Teaching Innovation Awards Winner
University of Exeter
Overview
At the University of Exeter, ~500 first year Biochemistry (BIO1332), Neurosciences (CSC1009) and Natural Sciences (NSC1004) students perform an integrated series of practicals. Students work in teams of up to five to purify an enzyme, investigate its kinetics and perform inhibitor studies. We used to assess the students’ understanding and engagement through two laboratory reports submitted as a team; but the problem was that we were assessing students as a group, rather than individually, to maintain an acceptable marking burden for staff. This inevitably led to issues with group working - most commonly some team members would not engage and so fail to achieve the intended learning outcomes.

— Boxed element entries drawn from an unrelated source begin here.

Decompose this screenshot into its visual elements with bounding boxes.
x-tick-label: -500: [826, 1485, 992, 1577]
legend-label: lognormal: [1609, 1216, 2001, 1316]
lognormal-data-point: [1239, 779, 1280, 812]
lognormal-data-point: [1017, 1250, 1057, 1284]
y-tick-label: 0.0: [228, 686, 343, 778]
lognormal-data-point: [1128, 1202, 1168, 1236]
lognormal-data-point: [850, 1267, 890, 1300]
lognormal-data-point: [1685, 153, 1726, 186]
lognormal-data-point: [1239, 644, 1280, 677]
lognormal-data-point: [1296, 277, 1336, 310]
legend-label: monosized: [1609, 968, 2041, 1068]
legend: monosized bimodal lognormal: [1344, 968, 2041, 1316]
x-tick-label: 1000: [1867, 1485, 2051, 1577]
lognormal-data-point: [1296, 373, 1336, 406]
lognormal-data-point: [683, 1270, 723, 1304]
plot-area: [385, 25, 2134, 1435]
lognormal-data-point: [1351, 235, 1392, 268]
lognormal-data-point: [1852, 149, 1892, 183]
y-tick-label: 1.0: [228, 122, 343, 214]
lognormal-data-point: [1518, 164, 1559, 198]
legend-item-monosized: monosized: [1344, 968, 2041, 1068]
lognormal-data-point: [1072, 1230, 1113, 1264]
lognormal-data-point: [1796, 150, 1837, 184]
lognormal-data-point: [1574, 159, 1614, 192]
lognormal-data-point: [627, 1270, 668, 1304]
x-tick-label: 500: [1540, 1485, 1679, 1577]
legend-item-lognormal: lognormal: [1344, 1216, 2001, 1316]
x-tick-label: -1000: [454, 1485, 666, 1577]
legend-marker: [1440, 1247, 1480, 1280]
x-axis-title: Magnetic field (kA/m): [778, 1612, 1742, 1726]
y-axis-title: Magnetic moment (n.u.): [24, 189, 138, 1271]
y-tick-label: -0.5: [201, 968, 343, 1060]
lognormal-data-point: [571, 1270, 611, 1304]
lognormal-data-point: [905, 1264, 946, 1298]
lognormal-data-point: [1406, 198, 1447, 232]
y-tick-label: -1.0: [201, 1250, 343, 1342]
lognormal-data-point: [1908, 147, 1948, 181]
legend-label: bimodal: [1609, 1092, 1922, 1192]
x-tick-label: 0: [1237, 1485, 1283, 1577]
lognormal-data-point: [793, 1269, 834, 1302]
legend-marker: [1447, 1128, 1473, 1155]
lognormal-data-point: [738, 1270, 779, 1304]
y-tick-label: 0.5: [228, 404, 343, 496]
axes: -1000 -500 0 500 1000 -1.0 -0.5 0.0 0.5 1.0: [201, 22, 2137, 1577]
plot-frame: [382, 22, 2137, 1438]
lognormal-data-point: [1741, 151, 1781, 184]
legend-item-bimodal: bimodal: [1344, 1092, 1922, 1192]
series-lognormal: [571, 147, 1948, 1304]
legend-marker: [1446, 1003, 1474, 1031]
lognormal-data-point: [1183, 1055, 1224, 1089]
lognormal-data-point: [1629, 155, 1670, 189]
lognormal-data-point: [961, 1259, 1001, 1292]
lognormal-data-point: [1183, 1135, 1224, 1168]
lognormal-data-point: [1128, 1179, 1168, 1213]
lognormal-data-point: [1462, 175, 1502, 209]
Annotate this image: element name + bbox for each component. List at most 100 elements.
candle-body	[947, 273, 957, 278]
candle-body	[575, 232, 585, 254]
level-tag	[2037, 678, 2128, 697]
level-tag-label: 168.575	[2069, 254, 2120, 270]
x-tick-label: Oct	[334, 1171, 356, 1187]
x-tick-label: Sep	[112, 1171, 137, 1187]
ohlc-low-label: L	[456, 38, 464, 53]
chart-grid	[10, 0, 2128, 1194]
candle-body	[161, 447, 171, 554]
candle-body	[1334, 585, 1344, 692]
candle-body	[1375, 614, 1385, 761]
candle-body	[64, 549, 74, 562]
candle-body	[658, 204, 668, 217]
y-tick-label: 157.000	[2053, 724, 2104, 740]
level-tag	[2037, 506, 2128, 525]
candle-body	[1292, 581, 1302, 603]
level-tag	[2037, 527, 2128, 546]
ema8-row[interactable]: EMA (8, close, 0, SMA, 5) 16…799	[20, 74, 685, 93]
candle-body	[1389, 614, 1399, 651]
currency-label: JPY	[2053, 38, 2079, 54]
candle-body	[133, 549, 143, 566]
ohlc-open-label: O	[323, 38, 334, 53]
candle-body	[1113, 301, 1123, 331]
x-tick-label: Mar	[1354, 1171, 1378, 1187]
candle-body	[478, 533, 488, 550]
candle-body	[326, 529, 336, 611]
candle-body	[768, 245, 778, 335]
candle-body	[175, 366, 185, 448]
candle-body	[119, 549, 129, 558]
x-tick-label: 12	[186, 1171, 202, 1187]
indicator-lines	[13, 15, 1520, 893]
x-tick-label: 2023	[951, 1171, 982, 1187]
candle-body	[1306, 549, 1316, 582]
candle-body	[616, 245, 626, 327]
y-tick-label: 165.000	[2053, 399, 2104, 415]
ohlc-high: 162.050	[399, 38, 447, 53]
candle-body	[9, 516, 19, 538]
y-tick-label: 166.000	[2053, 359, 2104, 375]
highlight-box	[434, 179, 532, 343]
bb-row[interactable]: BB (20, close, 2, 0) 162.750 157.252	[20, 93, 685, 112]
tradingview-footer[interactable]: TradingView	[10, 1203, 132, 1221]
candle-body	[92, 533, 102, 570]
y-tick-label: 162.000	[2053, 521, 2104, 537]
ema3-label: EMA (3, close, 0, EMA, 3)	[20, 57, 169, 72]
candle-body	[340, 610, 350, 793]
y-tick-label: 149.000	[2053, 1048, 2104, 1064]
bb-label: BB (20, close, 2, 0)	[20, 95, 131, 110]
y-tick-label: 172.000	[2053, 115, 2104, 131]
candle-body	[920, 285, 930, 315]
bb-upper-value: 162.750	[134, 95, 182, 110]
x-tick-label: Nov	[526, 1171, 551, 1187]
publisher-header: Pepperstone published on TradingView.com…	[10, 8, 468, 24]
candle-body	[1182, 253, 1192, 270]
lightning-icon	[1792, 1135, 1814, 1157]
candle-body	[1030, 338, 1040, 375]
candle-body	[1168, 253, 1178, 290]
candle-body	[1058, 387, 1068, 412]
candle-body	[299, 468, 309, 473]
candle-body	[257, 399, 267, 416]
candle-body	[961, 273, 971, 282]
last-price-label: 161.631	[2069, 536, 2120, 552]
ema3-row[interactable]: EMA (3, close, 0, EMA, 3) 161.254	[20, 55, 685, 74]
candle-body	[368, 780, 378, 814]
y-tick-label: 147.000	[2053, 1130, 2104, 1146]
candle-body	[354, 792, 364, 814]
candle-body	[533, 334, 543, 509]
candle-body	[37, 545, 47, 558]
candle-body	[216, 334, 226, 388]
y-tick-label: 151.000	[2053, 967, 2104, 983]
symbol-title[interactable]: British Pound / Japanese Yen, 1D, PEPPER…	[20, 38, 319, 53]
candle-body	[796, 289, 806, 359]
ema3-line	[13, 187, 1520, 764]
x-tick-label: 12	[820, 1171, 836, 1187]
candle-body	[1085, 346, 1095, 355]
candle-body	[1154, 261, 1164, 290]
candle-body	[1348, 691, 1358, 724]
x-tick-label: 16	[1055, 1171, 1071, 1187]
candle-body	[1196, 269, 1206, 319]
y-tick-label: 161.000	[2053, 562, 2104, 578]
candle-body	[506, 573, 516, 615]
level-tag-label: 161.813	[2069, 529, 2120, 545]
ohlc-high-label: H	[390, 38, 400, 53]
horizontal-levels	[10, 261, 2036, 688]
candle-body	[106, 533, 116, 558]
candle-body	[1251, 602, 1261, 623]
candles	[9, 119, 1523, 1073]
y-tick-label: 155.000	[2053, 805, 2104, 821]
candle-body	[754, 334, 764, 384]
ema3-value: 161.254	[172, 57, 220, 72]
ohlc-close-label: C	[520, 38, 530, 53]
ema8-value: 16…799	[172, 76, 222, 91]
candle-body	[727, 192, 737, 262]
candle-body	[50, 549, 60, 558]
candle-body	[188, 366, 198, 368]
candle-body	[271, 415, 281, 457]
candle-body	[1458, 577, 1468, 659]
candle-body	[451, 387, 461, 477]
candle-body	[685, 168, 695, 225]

Our solution was to develop Smart Worksheets with LearnSci to replace both laboratory reports. This ensures that every student learns how to analyse their team’s data for themselves. An added benefit is that we no longer have a problem with chained calculations having errors carried forwards as the instant feedback and solve option ensures that no students get stuck. Another advantage is that the Smart Worksheets direct students towards good presentation practices, for example titles for graphs, error bars, and units.
Student feedback includes:
- "[The Smart Worksheets are] very useful for learning how to do calculations and consolidating lab concepts."
- "Liked the instant feedback it provides and the ‘solve’ option helps if you are really stuck – this corrects misconceptions quickly."
Adopting the Smart Worksheets has improved student engagement and performance (Figure 1). We introduced them in 2020/2021. Comparing student performance in 2022/2023 with the four previous academic years, we found a significant improvement (p<0.0001) from 2018/2019 and 2019/2020 where work was last marked as a team submission. In 2020/2021, we allowed students a second chance of marks on questions they got wrong initially, but we have partially (2021/2022) and totally (2022/2023) disabled this function to realign the mark distribution.
Introducing the Smart Worksheets in 2020/2021 presented an additional challenge as students could not collect their own data due to COVID-19. Had we provided a single model dataset, collusion would have been a significant risk as the same answers would be expected from all students. To circumvent this, we developed a Javascript-based Smart PDF to automatically generate individual datasets (Figure 2). It uses data from a past class and transforms it using the student’s ID number to seed an algorithm based on prime numbers and remainders. We designed the algorithm to embed a security “watermark” into the dataset so that we can verify that students are using their own unique data and not sharing answers. We continue to use the Smart PDF for students who have missed practical sessions or for whom the experiment failed. We have also worked with colleagues to develop Smart PDFs for generating unique datasets on other modules e.g. BIO1338 (Plants) and BIO2091 (Bioinorganic Chemistry). Student feedback has been resoundingly positive and staff are delighted they are no longer marking over Christmas!